The Czech Republic will enforce stricter rules on cryptocurrency platforms than was initially required by the European Union (EU)’s Fifth Anti-Money Laundering Directive (AMLD5).
The latest development initially reported by local news agency, Hospodářské Noviny, reveals that the Czech Republic considers the crypto industry riskier than their counterparts.
Specifically, the country will under the new rules impose a fine of up to half a million koruna or approximately $20,000 on cryptocurrency platforms that fail to obtain an operating license from the National Trade Licensing Office.
The proposed fine is not part of the EU's AMLD5 which was crafted to curtail money laundering and counter-terrorism financing via financial institutions.

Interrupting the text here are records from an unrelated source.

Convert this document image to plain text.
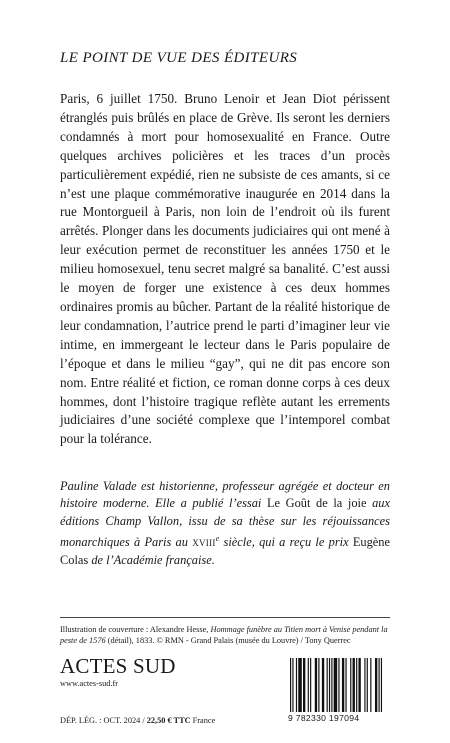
LE POINT DE VUE DES ÉDITEURS

Paris, 6 juillet 1750. Bruno Lenoir et Jean Diot périssent étranglés puis brûlés en place de Grève. Ils seront les derniers condamnés à mort pour homosexualité en France. Outre quelques archives policières et les traces d’un procès particulièrement expédié, rien ne subsiste de ces amants, si ce n’est une plaque commémorative inaugurée en 2014 dans la rue Montorgueil à Paris, non loin de l’endroit où ils furent arrêtés. Plonger dans les documents judiciaires qui ont mené à leur exécution permet de reconstituer les années 1750 et le milieu homosexuel, tenu secret malgré sa banalité. C’est aussi le moyen de forger une existence à ces deux hommes ordinaires promis au bûcher. Partant de la réalité historique de leur condamnation, l’autrice prend le parti d’imaginer leur vie intime, en immergeant le lecteur dans le Paris populaire de l’époque et dans le milieu “gay”, qui ne dit pas encore son nom. Entre réalité et fiction, ce roman donne corps à ces deux hommes, dont l’histoire tragique reflète autant les errements judiciaires d’une société complexe que l’intemporel combat pour la tolérance.

Pauline Valade est historienne, professeur agrégée et docteur en histoire moderne. Elle a publié l’essai Le Goût de la joie aux éditions Champ Vallon, issu de sa thèse sur les réjouissances monarchiques à Paris au XVIIIe siècle, qui a reçu le prix Eugène Colas de l’Académie française.

Illustration de couverture : Alexandre Hesse, Hommage funèbre au Titien mort à Venise pendant la peste de 1576 (détail), 1833. © RMN - Grand Palais (musée du Louvre) / Tony Querrec

ACTES SUD
www.actes-sud.fr
DÉP. LÉG. : OCT. 2024 / 22,50 € TTC France	9 782330 197094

Also, those rules did not apply to cryptocurrency platforms until the current transposition which the Czech Republic is set to carry out soon.
Both cryptocurrency exchanges and wallet providers will now have to abide by the new rules or risk facing punishment from authorities.
Moving further, although the report did not provide a timeline of when the Czech government will implement the proposed stricter rules for crypto firms, all EU member nations have until Jan. 20, 2020 to transpose AMLD5 with the window period beginning back in July 2018.
It is also still unclear at this point, which other rules the Czech Republic will introduce for crypto firms beyond the EU's fundamental requirements.
In December 2018, Stmarket.co reported that the Netherlands also began the process to transpose AMLD5 to apply to local crypto exchanges and wallets. More recently, the Financial Action Task Force (FATF) introduced even more stringent rules for crypto firms, requiring that these platforms share user data in the same manner as other financial institutions.